Step 2: Notify a peer to setup WebRTC connection
Now that we have obtained the ICE candidates, the next step is to send this candidates to a peer that we wish to connect to. Along with the candidates, Session Descriptions like the session information, time description, media description are sent. The ICE candidates and the Session Description are bundled inside an object and conveyed using the Session Description Protocol (SDP). In certain cases, the ICE candidates are not bundled in the same object as Session Description and are sent separately, this is called as Trickle ICE (this is a whole new concept, let’s not go deep into it for now!).
I’ve written that we need to ‘send’ the information to the other peer. But, how are the candidates and session description transferred when we only know the IP address of the sender and unaware about the receiving peer’s IP address ? And since the WebRTC connection has not yet been established, through what medium are these information transferred ?
The answer to all these questions lie inside a concept called as Signalling Mechanism. Before a WebRTC connection is established, we need some medium to transfer the above information between the peers and let them know how to locate and connect with each other for a WebRTC connection. This is where signalling mechanism comes into picture. A signalling mechanism, as the name suggests, exchanges connection signals (ICE candidates, Session description, etc) between the two peers that intend to be connected.
WebRTC does not define any standard for implementing such a signalling mechanism and leaves it to the developer to create a mechanism of his/her choice. The signalling mechanism to exchange the information can be achieved by simply copy-pasting either information into respective peers or by using a communication channel like WebSockets, Socket.io, Server Side Events, etc. In short, a signalling mechanism is just a mode of exchanging connection related information between peers so that the peers can identify each other and start communicating further using WebRTC.
Let’s quickly run through the entire process step-by-step for better understanding.

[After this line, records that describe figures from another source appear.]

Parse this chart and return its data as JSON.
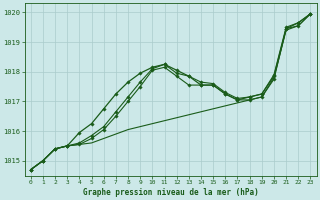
{
  "xlabel": "Graphe pression niveau de la mer (hPa)",
  "bg_color": "#cce8e8",
  "grid_color": "#aacccc",
  "line_color": "#1a5c1a",
  "ylim": [
    1014.5,
    1020.3
  ],
  "xlim": [
    -0.5,
    23.5
  ],
  "yticks": [
    1015,
    1016,
    1017,
    1018,
    1019,
    1020
  ],
  "xticks": [
    0,
    1,
    2,
    3,
    4,
    5,
    6,
    7,
    8,
    9,
    10,
    11,
    12,
    13,
    14,
    15,
    16,
    17,
    18,
    19,
    20,
    21,
    22,
    23
  ],
  "series": [
    {
      "y": [
        1014.7,
        1015.0,
        1015.4,
        1015.5,
        1015.55,
        1015.6,
        1015.75,
        1015.9,
        1016.05,
        1016.15,
        1016.25,
        1016.35,
        1016.45,
        1016.55,
        1016.65,
        1016.75,
        1016.85,
        1016.95,
        1017.05,
        1017.15,
        1017.8,
        1019.4,
        1019.55,
        1019.95
      ],
      "marker": false,
      "lw": 0.8
    },
    {
      "y": [
        1014.7,
        1015.0,
        1015.4,
        1015.5,
        1015.55,
        1015.75,
        1016.05,
        1016.5,
        1017.0,
        1017.5,
        1018.05,
        1018.15,
        1017.85,
        1017.55,
        1017.55,
        1017.55,
        1017.25,
        1017.05,
        1017.05,
        1017.15,
        1017.75,
        1019.45,
        1019.55,
        1019.95
      ],
      "marker": true,
      "lw": 0.8
    },
    {
      "y": [
        1014.7,
        1015.0,
        1015.4,
        1015.5,
        1015.6,
        1015.85,
        1016.15,
        1016.65,
        1017.15,
        1017.65,
        1018.1,
        1018.25,
        1017.95,
        1017.85,
        1017.65,
        1017.6,
        1017.3,
        1017.1,
        1017.15,
        1017.25,
        1017.9,
        1019.5,
        1019.65,
        1019.95
      ],
      "marker": true,
      "lw": 0.8
    },
    {
      "y": [
        1014.7,
        1015.0,
        1015.4,
        1015.5,
        1015.95,
        1016.25,
        1016.75,
        1017.25,
        1017.65,
        1017.95,
        1018.15,
        1018.25,
        1018.05,
        1017.85,
        1017.55,
        1017.55,
        1017.25,
        1017.05,
        1017.15,
        1017.25,
        1017.85,
        1019.45,
        1019.65,
        1019.95
      ],
      "marker": true,
      "lw": 0.9
    }
  ]
}
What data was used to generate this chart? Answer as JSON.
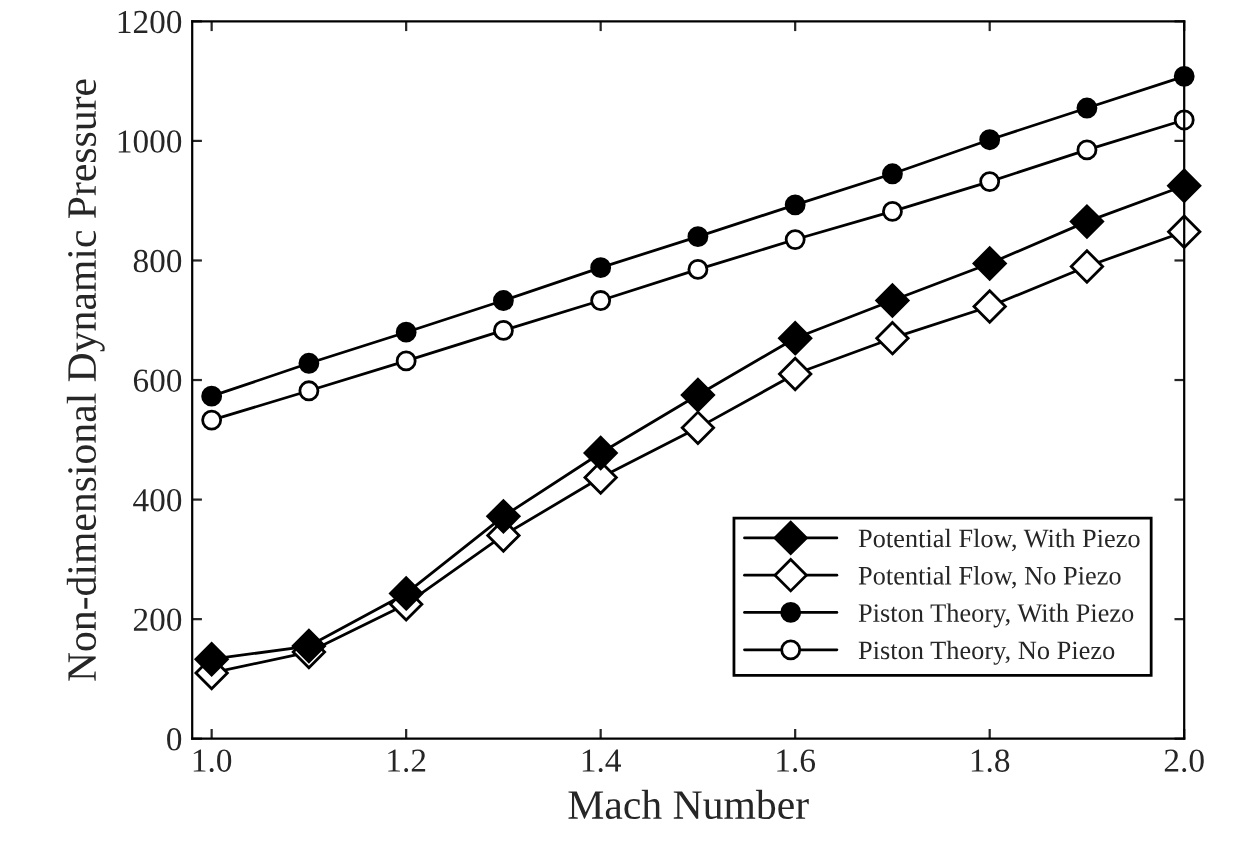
{
  "chart_data": {
    "type": "line",
    "xlabel": "Mach Number",
    "ylabel": "Non-dimensional Dynamic Pressure",
    "x": [
      1.0,
      1.1,
      1.2,
      1.3,
      1.4,
      1.5,
      1.6,
      1.7,
      1.8,
      1.9,
      2.0
    ],
    "series": [
      {
        "name": "Potential Flow, With Piezo",
        "color": "#000000",
        "marker": "diamond",
        "values": [
          133,
          155,
          243,
          372,
          478,
          575,
          670,
          733,
          795,
          865,
          925
        ]
      },
      {
        "name": "Potential Flow, No Piezo",
        "color": "#000000",
        "marker": "diamond",
        "values": [
          110,
          145,
          225,
          340,
          437,
          520,
          610,
          670,
          723,
          790,
          848
        ]
      },
      {
        "name": "Piston Theory, With Piezo",
        "color": "#000000",
        "marker": "circle",
        "values": [
          573,
          628,
          680,
          733,
          788,
          840,
          893,
          945,
          1002,
          1055,
          1108
        ]
      },
      {
        "name": "Piston Theory, No Piezo",
        "color": "#000000",
        "marker": "circle",
        "values": [
          533,
          582,
          632,
          683,
          733,
          785,
          835,
          882,
          932,
          985,
          1035
        ]
      }
    ],
    "xlim": [
      0.98,
      2.0
    ],
    "ylim": [
      0,
      1200
    ],
    "xticks": [
      {
        "value": 1.0,
        "label": "1.0"
      },
      {
        "value": 1.2,
        "label": "1.2"
      },
      {
        "value": 1.4,
        "label": "1.4"
      },
      {
        "value": 1.6,
        "label": "1.6"
      },
      {
        "value": 1.8,
        "label": "1.8"
      },
      {
        "value": 2.0,
        "label": "2.0"
      }
    ],
    "yticks": [
      0,
      200,
      400,
      600,
      800,
      1000,
      1200
    ],
    "legend": "bottom right",
    "line_style": "solid",
    "grid": false
  }
}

If suppose, peer A would like to setup a WebRTC connection with peer B, they need to perform the following actions:
Peer A generates it’s ICE candidates using Interactive Connectivity Establishment (ICE). In most cases it requires a Session Traversal Utilities for NAT (STUN) or a Traversal Using Relays around NAT (TURN) server.
Peer A bundles the ICE candidate and Session Description into a single object. This object is stored as Local Description (a peer’s own connection information) within peer A and transferred to peer B via a signalling mechanism. This part is called as the Offer.
Peer B receives the offer and stores it as Remote Description (connection information of the peer at other end) for further use. Peer B generates it’s own ICE candidate and Session Description, stores them as it’s Local Description and sends it to peer A via the signalling mechanism. This part is called as the Answer. (Note: As said earlier, the ICE candidates in step 2 and 3 may also be sent separately)
Peer A receives the answer from peer B and stores it as it’s Remote Description.
With this, both the peers have the connection information of each other and can successfully start communicating via WebRTC !
Top comments (4)
It should be noted that the API and its browser support only recently stabilized.
Also, while using WebRTC for direct peer-to-peer-connections is rather easy, adding more peers is where the problems start.
Otherwise, it's a pretty great addition to the web tech stack, allowing a great deal of flexibility for sharing various streams of any format and content.
Does building a STUN server should be easy?
How to build a simple TURN server?
I am interested to see the role of 'servers' vs the role of the 'clients'
I'm not sure how easy or difficult it is to build a STUN or TURN server from scratch on our own since I haven't tried it.
For my previous WebRTC project, I used an open source TURN/STUN implementation called COTURN and hosted it on a DigitalOcean instance.
Also, there are multiple publicly available STUN servers that you can use.
tinyurl.com/y3345yop (All STUN servers in this list may not be live)
The task of STUN seems simple, which is telling you your IP, this is why I asked about the complexity of building one.